Per le 09:40 il bombardamento era cessato, la bandiera del sultano era stata ammainata e la guerra più breve della storia era ufficialmente finita dopo soli 38 minuti.

Palazzo di Zanzibar dopo il bombardamento

Palazzo di Zanzibar dopo il bombardamento

Per una guerra così breve, il tasso di vittime fu sorprendentemente alto, con oltre 500 combattenti di Khalid uccisi o feriti, principalmente a causa delle granate ad alto potenziale che esplodevano sulla fragile struttura del palazzo. Anche un sottufficiale britannico fu gravemente ferito, ma poi si riprese in ospedale.

Marines con le armi catturate da Khalid's captured guns

Marines britannici in piedi accanto a un cannone di artiglieria catturato

Con Khalid fuori dai piedi, il Regno Unito fu libero di mettere sul trono di Zanzibar il sultano filo-britannico Hamud, che governò per conto del governo di Sua Maestà per i successivi sei anni.

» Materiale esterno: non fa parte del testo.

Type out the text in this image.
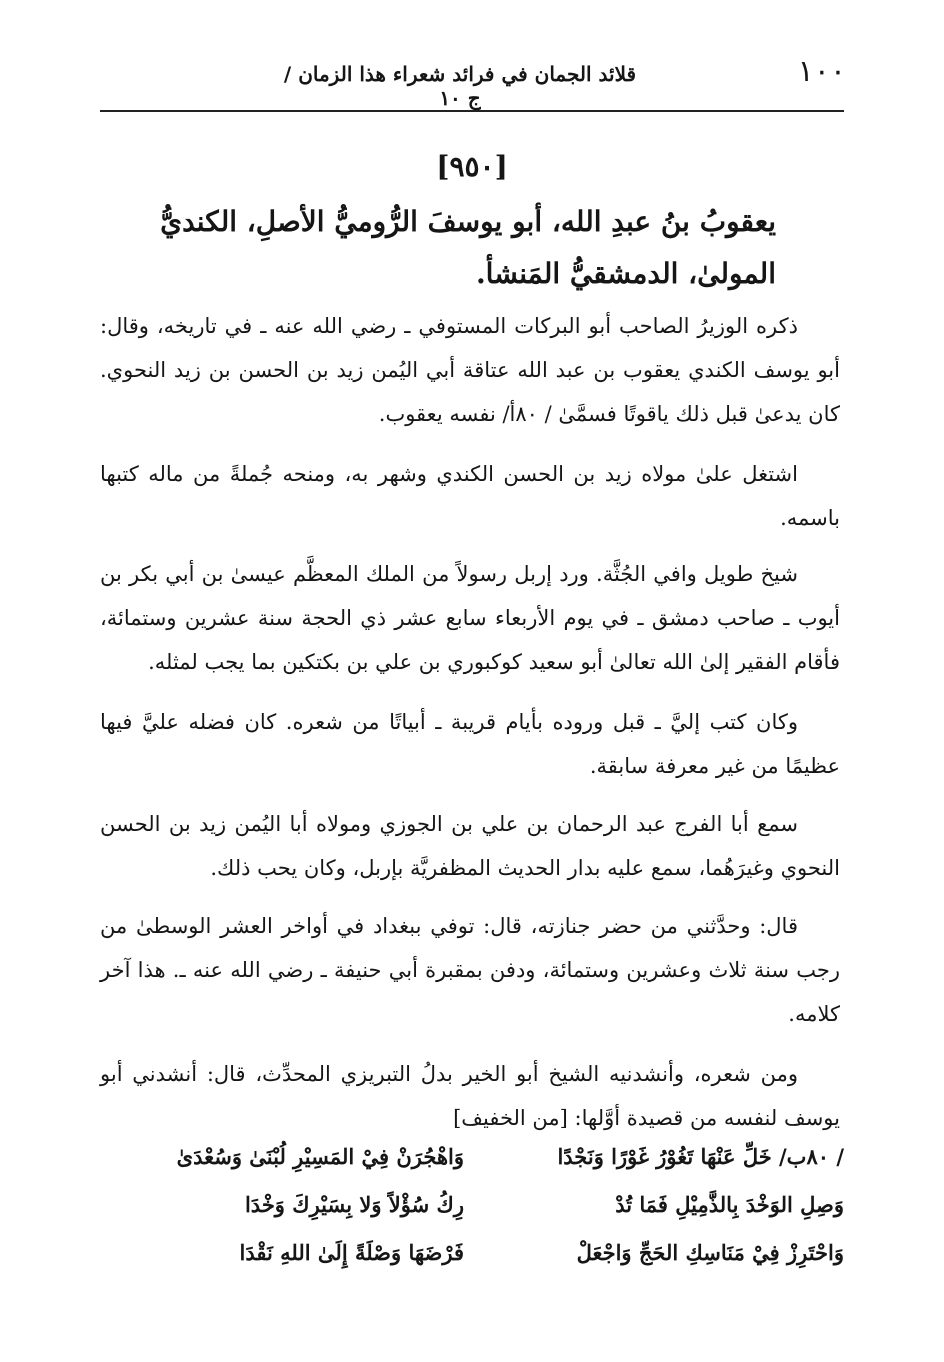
١٠٠
قلائد الجمان في فرائد شعراء هذا الزمان / ج ١٠
[٩٥٠]
يعقوبُ بنُ عبدِ الله، أبو يوسفَ الرُّوميُّ الأصلِ، الكنديُّ
المولىٰ، الدمشقيُّ المَنشأ.

ذكره الوزيرُ الصاحب أبو البركات المستوفي ـ رضي الله عنه ـ في تاريخه، وقال: أبو يوسف الكندي يعقوب بن عبد الله عتاقة أبي اليُمن زيد بن الحسن بن زيد النحوي. كان يدعىٰ قبل ذلك ياقوتًا فسمَّىٰ / ٨٠أ/ نفسه يعقوب.

اشتغل علىٰ مولاه زيد بن الحسن الكندي وشهر به، ومنحه جُملةً من ماله كتبها باسمه.

شيخ طويل وافي الجُثَّة. ورد إربل رسولاً من الملك المعظَّم عيسىٰ بن أبي بكر بن أيوب ـ صاحب دمشق ـ في يوم الأربعاء سابع عشر ذي الحجة سنة عشرين وستمائة، فأقام الفقير إلىٰ الله تعالىٰ أبو سعيد كوكبوري بن علي بن بكتكين بما يجب لمثله.

وكان كتب إليَّ ـ قبل وروده بأيام قريبة ـ أبياتًا من شعره. كان فضله عليَّ فيها عظيمًا من غير معرفة سابقة.

سمع أبا الفرج عبد الرحمان بن علي بن الجوزي ومولاه أبا اليُمن زيد بن الحسن النحوي وغيرَهُما، سمع عليه بدار الحديث المظفريَّة بإربل، وكان يحب ذلك.

قال: وحدَّثني من حضر جنازته، قال: توفي ببغداد في أواخر العشر الوسطىٰ من رجب سنة ثلاث وعشرين وستمائة، ودفن بمقبرة أبي حنيفة ـ رضي الله عنه ـ. هذا آخر كلامه.

ومن شعره، وأنشدنيه الشيخ أبو الخير بدلُ التبريزي المحدِّث، قال: أنشدني أبو يوسف لنفسه من قصيدة أوَّلها: [من الخفيف]

/ ٨٠ب/ خَلِّ عَنْهَا تَغُوْرُ غَوْرًا وَنَجْدًا
وَاهْجُرَنْ فِيْ المَسِيْرِ لُبْنَىٰ وَسُعْدَىٰ
وَصِلِ الوَخْدَ بِالذَّمِيْلِ فَمَا تُدْ
رِكُ سُؤْلاً وَلا بِسَيْرِكَ وَخْدَا
وَاحْتَرِزْ فِيْ مَنَاسِكِ الحَجِّ وَاجْعَلْ
فَرْضَهَا وَصْلَةً إِلَىٰ اللهِ نَقْدَا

Per quanto riguarda Khalid, riuscì a fuggire con un piccolo gruppo di fedeli al consolato tedesco locale. Nonostante i ripetuti appelli degli inglesi per la sua estradizione, il 2 ottobre fu fatto uscire clandestinamente dal paese dalla marina tedesca e portato nell’odierna Tanzania. Fu solo quando le forze britanniche invasero l’Africa orientale nel 1916 che Khalid fu finalmente catturato e successivamente portato in esilio a Sant’Elena. Dopo aver “scontato la pena”, gli fu permesso di tornare in Africa orientale dove morì nel 1927.